Ever since the Financial Crisis, it’s been open season on banks. Fintechs such as peer-to-peer lenders has proven to be leaner and meaner than their traditional finance counterparts, democratizing the online lending process for investors and borrowers alike even before the blockchain was a thing.
The market doesn’t look the same as it did even a year ago, with consolidation having gripped the marketplace and online lending market around the world. Ron Suber, the Godfather of Fintech, pointed out in a recent Lend Academy podcast that the Asian market has narrowed from 3,000 platforms to several dozen. In the United States, meanwhile, the industry has gone from several hundred players to fewer than 100.
Those market leaders are now ready for the next phase of growth, and some P2P plays are choosing to raise capital in the public markets. It won’t be the first time a fintech has IPO’d, as OnDeck Capital and Lending Club both previously went public.
But this time fintechs are listing in markets all around the world, from the United States, to the UK, to Hong Kong and Australia. This trend suggests that investors around the world could uncover new opportunities to generate returns from this niche.
Testing the Waters
Funding Circle, the UK’s biggest online lender, has extended GBP 4 billion in loans to businesses around the world. The company is among the fintechs looking to IPO in 2018. According to reports, it’s expected to list on the London Stock Exchange in the coming months.

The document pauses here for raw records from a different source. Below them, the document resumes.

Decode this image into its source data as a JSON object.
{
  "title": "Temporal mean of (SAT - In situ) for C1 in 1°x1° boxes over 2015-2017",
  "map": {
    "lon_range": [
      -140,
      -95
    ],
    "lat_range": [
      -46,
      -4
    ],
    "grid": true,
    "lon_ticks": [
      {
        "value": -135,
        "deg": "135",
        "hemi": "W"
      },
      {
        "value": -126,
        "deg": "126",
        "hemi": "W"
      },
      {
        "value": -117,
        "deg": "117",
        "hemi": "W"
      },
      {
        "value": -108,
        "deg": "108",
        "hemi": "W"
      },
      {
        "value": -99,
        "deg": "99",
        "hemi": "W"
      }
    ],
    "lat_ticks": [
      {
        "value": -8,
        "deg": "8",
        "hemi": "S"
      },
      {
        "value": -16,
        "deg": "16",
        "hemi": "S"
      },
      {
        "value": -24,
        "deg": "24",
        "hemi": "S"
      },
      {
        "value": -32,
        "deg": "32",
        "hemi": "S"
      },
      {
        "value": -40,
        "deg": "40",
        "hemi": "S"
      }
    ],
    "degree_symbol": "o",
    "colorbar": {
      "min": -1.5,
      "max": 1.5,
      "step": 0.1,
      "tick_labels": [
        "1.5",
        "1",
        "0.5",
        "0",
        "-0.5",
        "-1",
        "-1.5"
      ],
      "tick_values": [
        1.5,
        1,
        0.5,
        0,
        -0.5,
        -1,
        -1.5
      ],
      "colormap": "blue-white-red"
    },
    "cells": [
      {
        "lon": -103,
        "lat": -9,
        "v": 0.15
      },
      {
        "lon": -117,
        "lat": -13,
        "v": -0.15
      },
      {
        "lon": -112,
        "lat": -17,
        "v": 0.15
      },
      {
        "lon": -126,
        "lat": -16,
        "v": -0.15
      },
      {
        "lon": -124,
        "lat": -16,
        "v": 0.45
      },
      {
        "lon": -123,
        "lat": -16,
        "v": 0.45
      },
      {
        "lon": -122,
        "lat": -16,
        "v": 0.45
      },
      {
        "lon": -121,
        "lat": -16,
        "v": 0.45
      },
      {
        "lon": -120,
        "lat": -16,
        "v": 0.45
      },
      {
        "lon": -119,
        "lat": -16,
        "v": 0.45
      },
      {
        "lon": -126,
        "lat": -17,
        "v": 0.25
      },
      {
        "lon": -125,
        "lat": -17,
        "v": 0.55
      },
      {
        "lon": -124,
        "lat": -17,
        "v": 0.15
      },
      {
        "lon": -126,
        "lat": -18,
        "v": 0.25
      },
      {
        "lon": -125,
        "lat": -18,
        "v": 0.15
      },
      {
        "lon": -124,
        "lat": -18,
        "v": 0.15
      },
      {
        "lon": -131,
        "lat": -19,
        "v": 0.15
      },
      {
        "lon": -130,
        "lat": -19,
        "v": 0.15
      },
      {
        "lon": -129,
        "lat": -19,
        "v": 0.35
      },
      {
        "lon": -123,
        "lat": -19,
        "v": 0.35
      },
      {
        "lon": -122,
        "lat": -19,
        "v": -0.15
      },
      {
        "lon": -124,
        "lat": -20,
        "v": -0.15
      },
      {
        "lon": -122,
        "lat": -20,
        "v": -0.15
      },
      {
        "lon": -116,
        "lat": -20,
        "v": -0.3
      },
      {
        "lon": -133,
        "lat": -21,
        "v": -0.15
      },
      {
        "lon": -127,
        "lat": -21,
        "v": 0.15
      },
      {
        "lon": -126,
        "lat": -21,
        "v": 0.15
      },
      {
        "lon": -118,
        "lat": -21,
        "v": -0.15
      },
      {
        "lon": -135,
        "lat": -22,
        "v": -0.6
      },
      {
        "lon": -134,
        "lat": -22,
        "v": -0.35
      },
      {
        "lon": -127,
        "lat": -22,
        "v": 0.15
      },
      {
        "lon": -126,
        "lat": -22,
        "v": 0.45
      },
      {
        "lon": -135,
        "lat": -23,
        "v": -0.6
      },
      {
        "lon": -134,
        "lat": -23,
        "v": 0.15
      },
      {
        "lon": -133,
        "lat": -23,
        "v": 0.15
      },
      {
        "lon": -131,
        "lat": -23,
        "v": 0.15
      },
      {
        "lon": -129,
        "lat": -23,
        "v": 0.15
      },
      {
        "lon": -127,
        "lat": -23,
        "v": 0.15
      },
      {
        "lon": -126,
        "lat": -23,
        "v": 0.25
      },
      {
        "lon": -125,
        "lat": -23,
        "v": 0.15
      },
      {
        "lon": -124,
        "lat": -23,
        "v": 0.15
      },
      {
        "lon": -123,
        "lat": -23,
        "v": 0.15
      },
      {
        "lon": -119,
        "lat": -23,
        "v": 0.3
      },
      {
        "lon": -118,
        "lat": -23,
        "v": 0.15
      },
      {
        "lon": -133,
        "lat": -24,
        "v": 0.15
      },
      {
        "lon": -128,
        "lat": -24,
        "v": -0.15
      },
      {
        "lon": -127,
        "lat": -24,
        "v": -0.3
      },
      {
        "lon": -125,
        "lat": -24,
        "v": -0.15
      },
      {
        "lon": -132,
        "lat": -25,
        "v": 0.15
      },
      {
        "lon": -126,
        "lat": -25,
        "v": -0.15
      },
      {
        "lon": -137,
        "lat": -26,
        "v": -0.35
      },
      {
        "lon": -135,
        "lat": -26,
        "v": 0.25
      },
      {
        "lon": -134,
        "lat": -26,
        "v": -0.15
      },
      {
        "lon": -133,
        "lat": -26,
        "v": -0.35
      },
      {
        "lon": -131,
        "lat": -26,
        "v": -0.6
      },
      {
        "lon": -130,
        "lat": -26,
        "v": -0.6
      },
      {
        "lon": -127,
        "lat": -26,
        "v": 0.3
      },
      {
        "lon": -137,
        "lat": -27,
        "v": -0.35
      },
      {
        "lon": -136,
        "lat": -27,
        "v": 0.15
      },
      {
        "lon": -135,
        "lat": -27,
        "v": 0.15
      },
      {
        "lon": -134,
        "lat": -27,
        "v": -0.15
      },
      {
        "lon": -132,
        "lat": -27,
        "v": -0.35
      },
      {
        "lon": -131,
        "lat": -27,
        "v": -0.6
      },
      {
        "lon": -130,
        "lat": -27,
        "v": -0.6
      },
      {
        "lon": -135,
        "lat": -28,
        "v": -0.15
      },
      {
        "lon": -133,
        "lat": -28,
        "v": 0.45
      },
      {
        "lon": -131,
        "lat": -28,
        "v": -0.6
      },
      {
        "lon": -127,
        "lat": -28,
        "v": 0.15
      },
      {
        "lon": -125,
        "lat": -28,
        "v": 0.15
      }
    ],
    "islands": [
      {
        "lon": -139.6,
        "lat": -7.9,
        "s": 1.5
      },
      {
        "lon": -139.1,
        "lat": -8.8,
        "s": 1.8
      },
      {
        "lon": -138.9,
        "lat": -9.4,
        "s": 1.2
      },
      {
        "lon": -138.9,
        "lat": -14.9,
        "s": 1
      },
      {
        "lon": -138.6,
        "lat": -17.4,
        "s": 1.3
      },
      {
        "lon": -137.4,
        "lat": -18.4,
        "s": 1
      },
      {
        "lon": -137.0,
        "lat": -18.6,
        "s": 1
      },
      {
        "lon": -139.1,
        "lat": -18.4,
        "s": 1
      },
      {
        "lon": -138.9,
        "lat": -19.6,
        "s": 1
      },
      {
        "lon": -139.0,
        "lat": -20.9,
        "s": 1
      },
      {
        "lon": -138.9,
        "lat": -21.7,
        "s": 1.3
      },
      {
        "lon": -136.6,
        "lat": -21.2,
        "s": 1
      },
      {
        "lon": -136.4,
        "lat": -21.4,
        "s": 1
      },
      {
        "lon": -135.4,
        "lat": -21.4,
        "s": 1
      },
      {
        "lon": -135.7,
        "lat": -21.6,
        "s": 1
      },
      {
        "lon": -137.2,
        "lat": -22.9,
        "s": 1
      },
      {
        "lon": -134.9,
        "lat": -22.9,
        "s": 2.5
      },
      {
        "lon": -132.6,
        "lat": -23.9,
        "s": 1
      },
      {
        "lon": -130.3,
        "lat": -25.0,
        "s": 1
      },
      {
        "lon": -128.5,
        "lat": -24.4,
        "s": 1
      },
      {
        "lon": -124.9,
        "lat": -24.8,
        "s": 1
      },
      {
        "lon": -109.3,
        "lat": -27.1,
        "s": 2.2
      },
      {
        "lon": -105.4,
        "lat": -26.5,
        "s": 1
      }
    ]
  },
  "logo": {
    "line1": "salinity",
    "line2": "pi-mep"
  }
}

Reports also suggest the fintech will be valued at as much as GBP 2 billion. (Incidentally, Sam Hodges, co-founder of Funding Circle’s US business, has resigned as managing director. He’s being replaced by former PayPal executive Bernardo Martinez.)
Meanwhile, in the United States, marketplace lender GreenSky is also expected to make its debut in the public markets, according to the Financial Times. The startup was recently valued at USD 4.5 billion.
Hong Kong-based Lufax is the P2P division of Ping An, which is an insurance company. Lufax, which is valued at more than USD 18 billion as of 2016, is exploring an IPO in the Asian markets. But its IPO valuation could be as high as USD 60 billion.
A headwind for Lufax, whose IPO could come as soon as spring 2018, is regulation, as China’s regulators have been clamping down on fintechs and online lending in particular, which increases the risk scenario for investors.
Model Fintech IPO
It’s not just P2P lenders that are testing the waters in the public markets, as fintech more broadly is jumping in. San Francisco-based Credible began in 2012 in consumer loans and has since expanded into personal loans and credit cards with a focus on millennials. Credible recently completed a blockbuster deal — in Australia. They raised USD 50 million (AUD 67 million), making it Australia’s single-biggest fintech IPO of 2017.
Credible chose Australia over the United States and Hong Kong because of the “different” market conditions down under, explained Ron Suber, Credible Chairman, in the podcast (plus, Stephen Dash, Credible Founder and CEO, is Australian.) Prior to going public, Credible had a couple of successful rounds including a USD 10 million investment led by Suber, putting a USD 40 million valuation on the startup.
We would be remiss not to point out some of the risks that are involved with fintechs going public. Chief among them perhaps is that banks are on to fintechs now and are developing their own technology platforms or investing in or partnering with financial technology startups to compete. Consider UK-based Zopa, which launched in 2005 as a P2P lender but has since filed for a bank charter.
The other risk is the inexperience of some fintechs to have lived through changing credit cycles in the economy, as pointed out by the Financial Times. Banks have weathered that storm, though not unscathed, about a decade ago. The test for P2P lenders will be loan quality in a credit downturn and whether investors are prepared to stay the course.
P2P in 2018 and Beyond
One thing is clear. P2P and fintechs more broadly are maturing. Ron Suber used a baseball analogy, saying that marketplace lending has moved from the “seventh inning stretch” to the “home stretch.” This translates to more ways that investors can engage with the space around the world in 2018.
Meanwhile, Suber says to expect the separation among the marketplace lenders to continue, noting that the market will look different in 2019 than it does today.